The National Parks Service has a 28 page brochure titled “Slavery: Cause and Catalyst of the Civil War.” The subhead reads: “A number of issues ignited the Civil War: states’ rights, the role of the federal government, the preservation of the Union, the economy; but all were inextricably bound to the institution of slavery.” Historians largely agree slavery was the cause of the Civil War.

Benton, who said he’s a member of the Georgia Sons of Confederate Veterans, has filed similar measures in the past. Last year, he drew national attention after telling the Atlanta Journal-Constitution, the Ku Klux Klan “was not such a racist thing but a vigilante thing to keep law and order.”

Benton said he doesn’t see a connection between honoring the Confederacy, along with its history and symbols, and recent violence and harassment of black people.

A Georgia couple this year was sentenced to more than a decade in prison after they were found guilty of making terroristic threats to mostly the black attendants of a child’s birthday party. A group drove by the party waving Confederate battle flags and brandishing shotguns. The judge in the case said the couple’s actions was motivated by racial hatred.

“This idea of every time something bad happens and wanting to blame it on a flag, or the idea of slavery, it’s just not right,” Benton said.

About the shooting by Dylann Roof of nine members of the historically black Emanuel A.M.E. Church in Charleston, South Carolina, Benton said the media exaggerated the shooter’s connection to the Confederate flag, and Confederate history.

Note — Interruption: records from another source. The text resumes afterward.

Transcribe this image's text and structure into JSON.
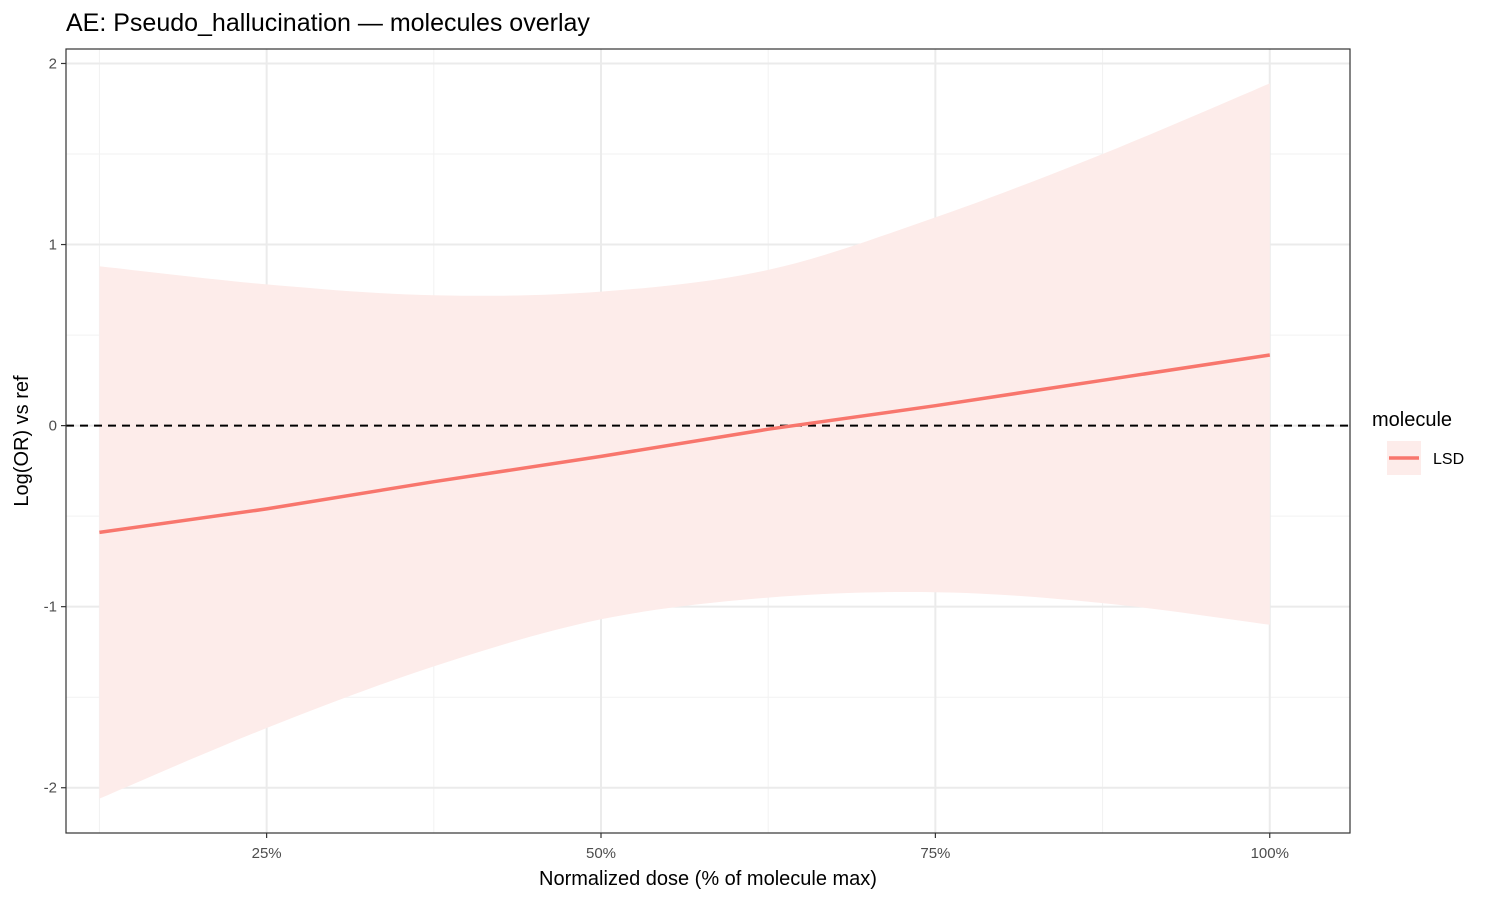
{
  "chart_data": {
    "type": "line",
    "title": "AE: Pseudo_hallucination — molecules overlay",
    "xlabel": "Normalized dose (% of molecule max)",
    "ylabel": "Log(OR) vs ref",
    "xlim": [
      0.1,
      1.06
    ],
    "ylim": [
      -2.25,
      2.08
    ],
    "x_ticks": [
      0.25,
      0.5,
      0.75,
      1.0
    ],
    "x_tick_labels": [
      "25%",
      "50%",
      "75%",
      "100%"
    ],
    "y_ticks": [
      -2,
      -1,
      0,
      1,
      2
    ],
    "y_tick_labels": [
      "-2",
      "-1",
      "0",
      "1",
      "2"
    ],
    "grid": true,
    "reference_line": {
      "y": 0,
      "style": "dashed"
    },
    "legend": {
      "title": "molecule",
      "position": "right"
    },
    "series": [
      {
        "name": "LSD",
        "color": "#f8766d",
        "ribbon_color": "#fdecea",
        "x": [
          0.125,
          0.25,
          0.375,
          0.5,
          0.625,
          0.75,
          0.875,
          1.0
        ],
        "y": [
          -0.59,
          -0.46,
          -0.31,
          -0.17,
          -0.02,
          0.11,
          0.25,
          0.39
        ],
        "lower": [
          -2.06,
          -1.67,
          -1.33,
          -1.07,
          -0.95,
          -0.92,
          -0.98,
          -1.1
        ],
        "upper": [
          0.88,
          0.78,
          0.72,
          0.74,
          0.86,
          1.15,
          1.5,
          1.89
        ]
      }
    ]
  }
}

Roof posed with the Confederate flag in photos, and visited Confederate heritage sites and slavery museums.

Francys Johnson of the Georgia NAACP called the resolution honoring the Confederacy “vile” and “stupid,” but said a number of bills currently pending the Georgia legislature have just as much of his attention.

“We must be concerned with symbols and symbols matter,” Johnson said. “But we must also be concerned with real legislation that also destroys the fabric of America that was painstakingly put back together after that most bloody conflict.”

Johnson would prefer a resolution in which Georgia apologizes for its role in the slave industry and Civil War, “when it endorsed a system of barbaric terrorism that reigned down upon people of color who were held as human chattel slaves.” The same resolution, Johnson suggested, could commemorate people killed in the Civil War, including freed slaves.

The Georgia Legislative Black Caucus (GLBC) issued a statement Tuesday in response to the resolution.

“The GLBC has worked for years in a bipartisan effort to take the confederate symbol out our state flag. We have come far in that notion in hopes that Confederate History Month does not insight hatred or bigotry throughout the state of Georgia.”

For years, state employees had a day off at the end of April for Confederate Memorial Day, but in 2016 Gov. Nathan Deal removed that language from the official state holiday calendar.

Deal, and other top legislative leaders declined, or did not respond to requests for comment about the resolution currently pending in the Georgia House.